Ох, прошу вас, заткнитесь ко всем чертям. Даже рта не раскрыть.
Голоса гулом разлетаются по моей черепной коробке, старательно выдалбливая из неё выход. Виски колотит болью. Мне трудно дышать, потому что с десяток ударов в живот и грудь выбили из меня весь кислород. Одно ребро у меня точно должно быть сломано, если не три сразу. Рана чуть ниже груди открыта — и кровотечение мне никак не остановить.
— Валим, ребята! Этот хлюпик всё равно помрёт скоро!
Уличный фонарь сочувствующе мне подмигивает, а через мгновение и вовсе гаснет. Остаюсь в полнейшей темноте, притянутой приближающейся ночью. Дворы безмолвны и пусты: слышу лишь смех удаляющейся группы людей, которые совсем недавно бились без всякого понятия о честности. Толпой на одного. Опьянённые желанием раздавить.
Просто буду лежать, пока мои соперники не растворятся из виду, насыщаясь превосходством. Буду лежать до тех пор, пока не умру или пока меня кто-нибудь не найдёт. Закрываю глаза и пытаюсь рассмеяться, но вместо этого лишь что-то бессвязное выплёвываю на землю, стараясь ругнуться. Вряд ли меня кто-нибудь найдёт в такое время. А если и подвернётся случай, то к тому моменту я буду либо замёрзшим насмерть, либо потерявшим слишком много крови.

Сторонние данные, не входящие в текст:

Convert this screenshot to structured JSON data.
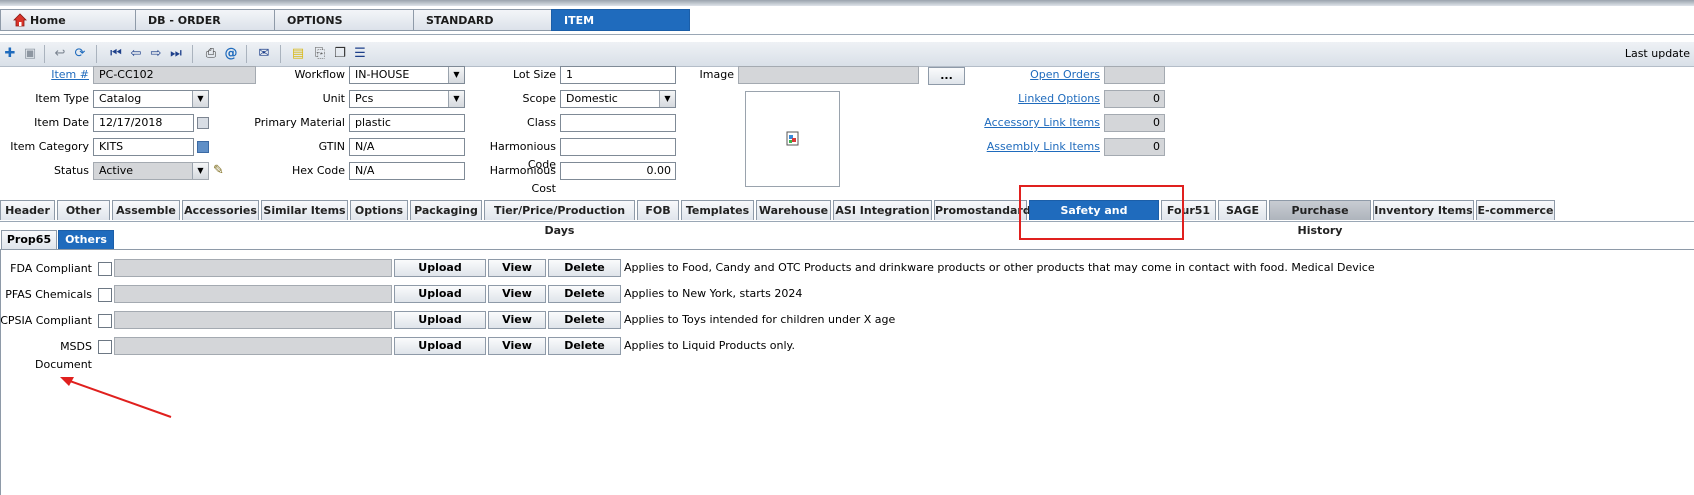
{
  "nav": {
    "tabs": [
      "Home",
      "DB - ORDER",
      "OPTIONS",
      "STANDARD",
      "ITEM"
    ],
    "active": "ITEM"
  },
  "toolbar": {
    "last_update": "Last update"
  },
  "form": {
    "item_no_label": "Item #",
    "item_no": "PC-CC102",
    "item_type_label": "Item Type",
    "item_type": "Catalog",
    "item_date_label": "Item Date",
    "item_date": "12/17/2018",
    "item_category_label": "Item Category",
    "item_category": "KITS",
    "status_label": "Status",
    "status": "Active",
    "workflow_label": "Workflow",
    "workflow": "IN-HOUSE",
    "unit_label": "Unit",
    "unit": "Pcs",
    "primary_material_label": "Primary Material",
    "primary_material": "plastic",
    "gtin_label": "GTIN",
    "gtin": "N/A",
    "hex_code_label": "Hex Code",
    "hex_code": "N/A",
    "lot_size_label": "Lot Size",
    "lot_size": "1",
    "scope_label": "Scope",
    "scope": "Domestic",
    "class_label": "Class",
    "class": "",
    "harmonious_code_label": "Harmonious Code",
    "harmonious_code": "",
    "harmonious_cost_label": "Harmonious Cost",
    "harmonious_cost": "0.00",
    "image_label": "Image",
    "image_browse": "...",
    "open_orders_label": "Open Orders",
    "open_orders": "",
    "linked_options_label": "Linked Options",
    "linked_options": "0",
    "accessory_link_label": "Accessory Link Items",
    "accessory_link": "0",
    "assembly_link_label": "Assembly Link Items",
    "assembly_link": "0"
  },
  "section_tabs": [
    "Header",
    "Other",
    "Assemble",
    "Accessories",
    "Similar Items",
    "Options",
    "Packaging",
    "Tier/Price/Production Days",
    "FOB",
    "Templates",
    "Warehouse",
    "ASI Integration",
    "Promostandard",
    "Safety and Compliance",
    "Four51",
    "SAGE",
    "Purchase History",
    "Inventory Items",
    "E-commerce"
  ],
  "active_section_tab": "Safety and Compliance",
  "sub_tabs": [
    "Prop65",
    "Others"
  ],
  "active_sub_tab": "Others",
  "docs": {
    "upload": "Upload",
    "view": "View",
    "delete": "Delete",
    "rows": [
      {
        "label": "FDA Compliant",
        "desc": "Applies to Food, Candy and OTC Products and drinkware products or other products that may come in contact with food. Medical Device"
      },
      {
        "label": "PFAS Chemicals",
        "desc": "Applies to New York, starts 2024"
      },
      {
        "label": "CPSIA Compliant",
        "desc": "Applies to Toys intended for children under X age"
      },
      {
        "label": "MSDS Document",
        "desc": "Applies to Liquid Products only."
      }
    ]
  },
  "annotation_color": "#e0201e",
  "accent_color": "#1f6bbd"
}
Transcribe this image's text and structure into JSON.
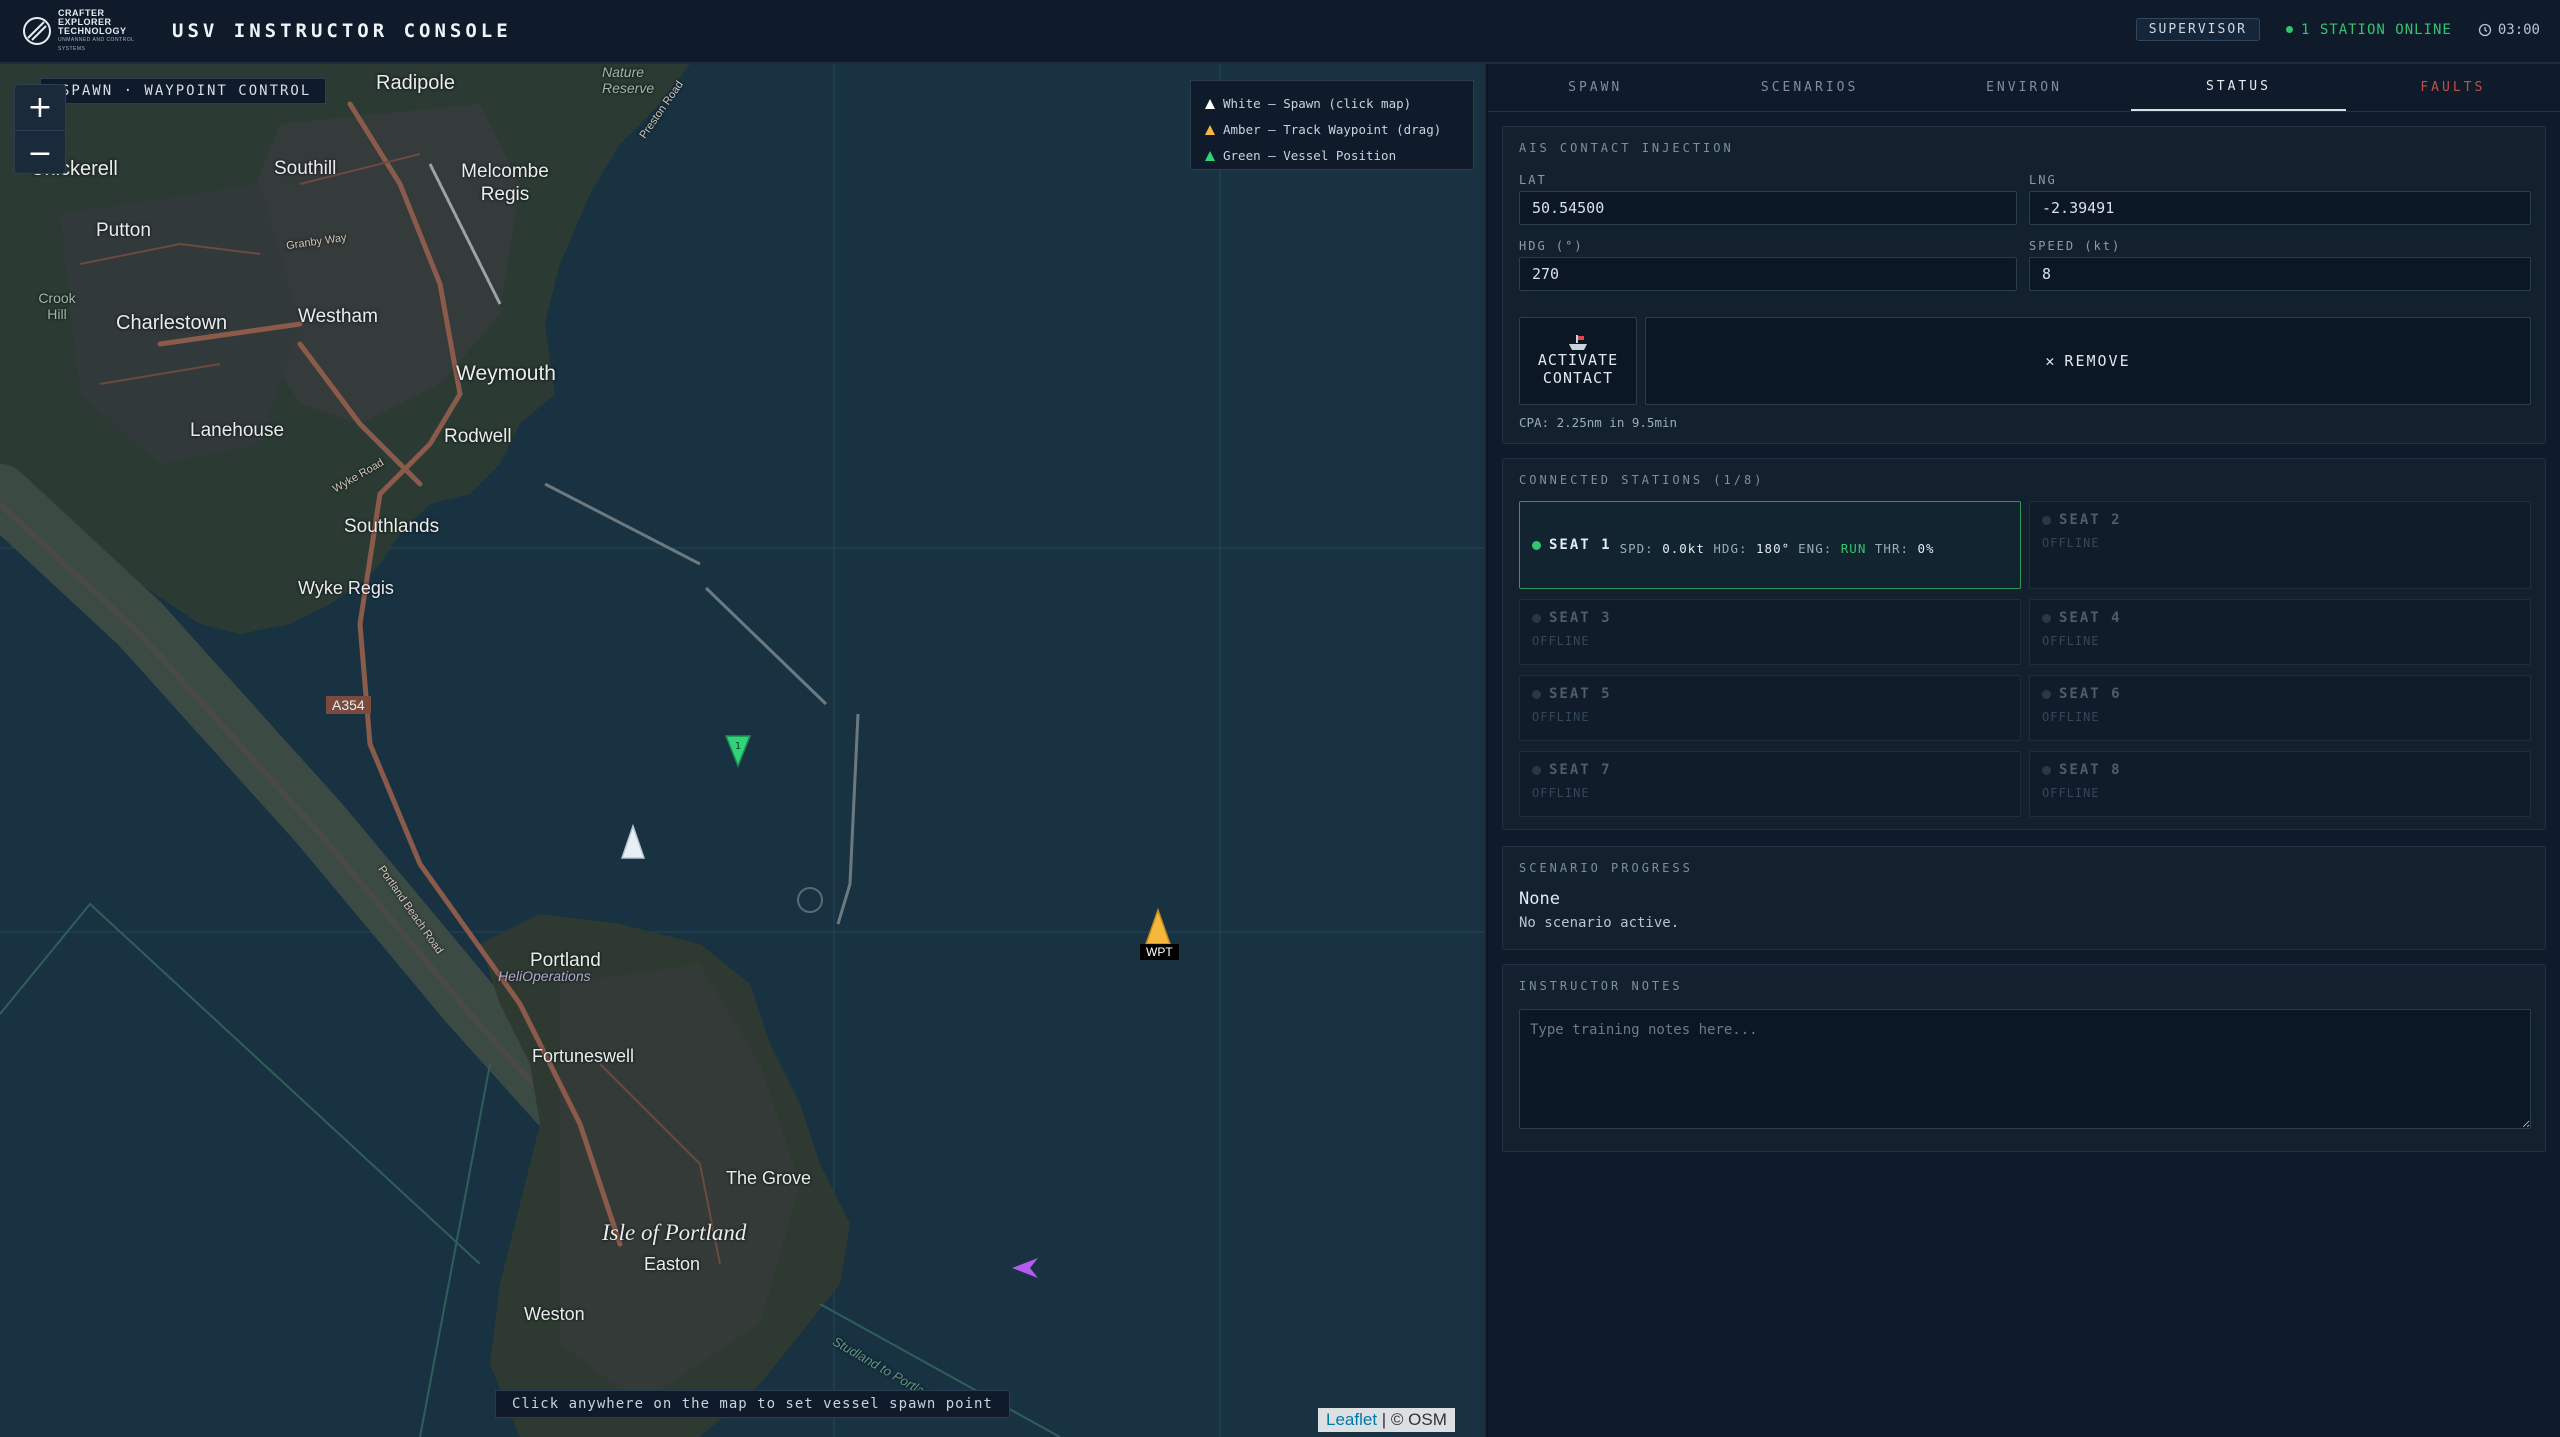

Глупые холода. Глупая зима, наступившая слишком рано. Выдыхаю облако пара изо рта — и снова подвергаюсь болезненному кашлю, раздирающему мою глотку. Я бы не хотел, чтобы меня нашли таким. Мёртвым — ладно, я не узнаю о собственном позоре. Живым — нет. Хотя бы для приличия мне нужно подняться на ноги.
Еле-еле доползаю до парадной чужого дома и пытаюсь встать на колени, чтобы потом за что-нибудь ухватиться и обрести опору. Тело дрожит от холода и сокрушённого проигрышем самолюбия. Хотя чего я приукрашиваю? Оно дрожит оттого, что слишком ослабло. Избитый, поваленный на землю раз пять, грязный мешок с мясом.
Ещё минут десять — и я потеряю сознание. Даже материться желания нет. Злиться, бить себя по лицу, лбом ударяться об асфальт — я слишком вымотан. Хочется думать о чём-нибудь высоком.
Протягиваю руку к ржавым перилам, хватаюсь за них и силюсь встать на ноги. В сознании что-то треснуло — я теряю равновесие, наваливаясь на перила всем телом, заставляя их жалобно заскрипеть. Ударяюсь подбородком о ржавый металл и зажмуриваюсь. Ещё час — и я умру. Но я хотя бы смог встать на колени.
— Эй! — раздаётся чей-то голос, вынырнувший из темноты двора. Вдалеке загорается фонарь, а потом тут же гаснет. На несколько мгновений мне показалось, что я видел высокий силуэт в светлом плаще. Чёрт. Только не это. Наплевав на боль, глотая вскрики от боли, подтягиваюсь и в итоге встаю на ноги. А голос чужака не смолкает, становится только ближе: — Вы в порядке?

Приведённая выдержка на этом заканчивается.